In January the U.S. Interior Department rejected 11 applications for off-reservation casinos, and at the same time issued a brief set of guidelines for determining whether off-reservation land can be taken into trust to build tribal casinos.
Last week, many tribes fought back, claiming the Interior Department unfairly changed its rule, in hearings held at the House Committee on Natural Resources.
The new rules, which allow the Secretary of the Interior to use distance from an existing reservation as a condition for land applications, could potentially affect both the Mashpee and Aquinnah Wampanoag tribes, which sent leaders to Washington.

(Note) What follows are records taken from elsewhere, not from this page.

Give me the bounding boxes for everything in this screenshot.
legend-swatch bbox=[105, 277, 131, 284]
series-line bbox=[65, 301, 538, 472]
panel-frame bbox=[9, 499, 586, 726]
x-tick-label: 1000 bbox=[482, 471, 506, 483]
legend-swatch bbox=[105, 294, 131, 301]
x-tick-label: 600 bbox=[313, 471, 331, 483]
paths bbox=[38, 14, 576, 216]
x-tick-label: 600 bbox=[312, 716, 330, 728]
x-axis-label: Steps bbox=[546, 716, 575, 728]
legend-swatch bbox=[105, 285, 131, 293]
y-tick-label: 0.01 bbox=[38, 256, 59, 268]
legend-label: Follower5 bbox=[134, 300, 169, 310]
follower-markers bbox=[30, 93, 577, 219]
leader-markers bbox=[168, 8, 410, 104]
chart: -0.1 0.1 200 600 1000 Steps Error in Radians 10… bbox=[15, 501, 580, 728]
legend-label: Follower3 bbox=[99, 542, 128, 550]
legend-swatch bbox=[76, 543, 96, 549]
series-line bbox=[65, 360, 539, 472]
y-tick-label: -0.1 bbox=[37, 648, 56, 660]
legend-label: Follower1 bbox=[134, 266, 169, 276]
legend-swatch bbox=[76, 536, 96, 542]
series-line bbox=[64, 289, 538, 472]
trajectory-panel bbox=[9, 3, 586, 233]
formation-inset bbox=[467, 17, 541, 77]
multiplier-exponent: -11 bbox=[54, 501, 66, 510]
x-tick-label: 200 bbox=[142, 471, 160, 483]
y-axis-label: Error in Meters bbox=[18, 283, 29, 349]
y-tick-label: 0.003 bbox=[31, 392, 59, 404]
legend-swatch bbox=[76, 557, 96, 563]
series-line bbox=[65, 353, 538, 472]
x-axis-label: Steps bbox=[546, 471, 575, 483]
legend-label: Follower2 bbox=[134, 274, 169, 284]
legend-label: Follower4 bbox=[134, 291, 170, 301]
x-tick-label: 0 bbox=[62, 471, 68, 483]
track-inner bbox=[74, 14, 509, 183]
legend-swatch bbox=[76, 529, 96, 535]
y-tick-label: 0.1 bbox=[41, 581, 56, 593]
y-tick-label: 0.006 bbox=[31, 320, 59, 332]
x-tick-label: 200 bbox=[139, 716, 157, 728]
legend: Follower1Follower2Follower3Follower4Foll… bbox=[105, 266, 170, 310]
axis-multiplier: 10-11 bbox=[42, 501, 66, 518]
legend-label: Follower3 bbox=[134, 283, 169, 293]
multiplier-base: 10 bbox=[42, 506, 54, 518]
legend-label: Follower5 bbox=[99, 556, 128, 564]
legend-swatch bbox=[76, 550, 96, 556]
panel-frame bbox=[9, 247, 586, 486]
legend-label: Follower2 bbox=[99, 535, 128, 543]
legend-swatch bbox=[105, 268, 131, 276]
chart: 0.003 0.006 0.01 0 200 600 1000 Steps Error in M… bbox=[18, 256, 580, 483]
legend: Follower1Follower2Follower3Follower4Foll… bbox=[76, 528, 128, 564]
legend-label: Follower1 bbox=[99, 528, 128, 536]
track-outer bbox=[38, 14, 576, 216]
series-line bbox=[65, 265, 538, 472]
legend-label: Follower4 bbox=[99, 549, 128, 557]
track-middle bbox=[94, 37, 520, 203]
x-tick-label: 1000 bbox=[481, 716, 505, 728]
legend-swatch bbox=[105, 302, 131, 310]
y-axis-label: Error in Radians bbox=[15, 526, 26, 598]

While the Indian Gaming Regulatory Act of 1988 makes an exception for newly-recognized tribes to form a reservation, the Interior secretary is utilizing the Indian Reorganization Act of 1934 to establish the new directive.
Under the Reorganization Act, "off-reservation" is defined as anything that is not on or contiguous to a tribe’s reservation.
The Mashpee Wampanoag tribe in August applied to put land in Middleboro and Mashpee into trust as its initial reservation. But because the new rules are vague, it’s hard to tell if the Mashpee tribe’s Middleboro land plans would be affected, said Kathryn Rand, an Indian gaming expert at the University of North Dakota.
The idea of "reservation shopping," or essentially claiming land best for a casino and asking to put it into trust, is politically controversial, and this memo reflects that, Rand said.
"It’s not entirely clear how what seemed pretty straightforward under IGRA (Indian Gaming Regulatory Act), a newly acquired reservation will function under this test," Rand said. "Will the secretary take into account how far it is from the tribe’s historic land? It’s not clear."
The Mashpee tribe does not believe the issue will affect its application, tribal council spokesman Scott Ferson said.
"The tribe feels comfortable with the application that it has in," Ferson said. "Short of something unreasonable, and there’s no expectation that there will be, it will be fine."
One of the applications that was denied was from the Wisconsin-based Stockbridge-Munsee band of Mohican Indians, who are backed by Sol Kerzner and Len Wolman, the Mashpee tribe’s financial backers.
The Aquinnah Wampanoag tribe, which already has a reservation on Martha’s Vineyard, could also be affected by this new rule. The island tribe is considering building a casino in the western or southeastern portions of the state. If tribal leaders attempt to establish trust land away from their existing Aquinnah reservation instead of applying for one of governor’s proposed commercial casino licenses, the BIA’s new regulations could pose a problem.
The new directive only says that the off-reservation casinos should be within a "commutable distance," but does not define what that is.
Cheryl Andrews-Maltais, chairwoman of the Aquinnah tribe, could not be reached for comment.
The change in guidelines was an attempt to help the department wrangle through its backlog, Assistant Secretary for Indian Affairs Carl Artman told the committee Wednesday.
"We weren’t coming up with new policy, we weren’t coming up with new regulations, it doesn’t create anything new," Artman said. "It simply clarifies ... how they should be looking at these applications when they come in."
In at least one case, with the St. Regis Mohawk tribe, an application for a casino in the Catskills region of New York had all preliminary approvals, including from the state’s governor, and was only hinging on a decision from the secretary of the interior, Chief Lorraine White told the committee.
"It was a complete miscarriage of justice for the department to have created a brand new rule one day and apply it the next as the sole basis for denying our application," White said.
The only recourse for these tribes at this point is to appeal in court or start the process over again, Artman said.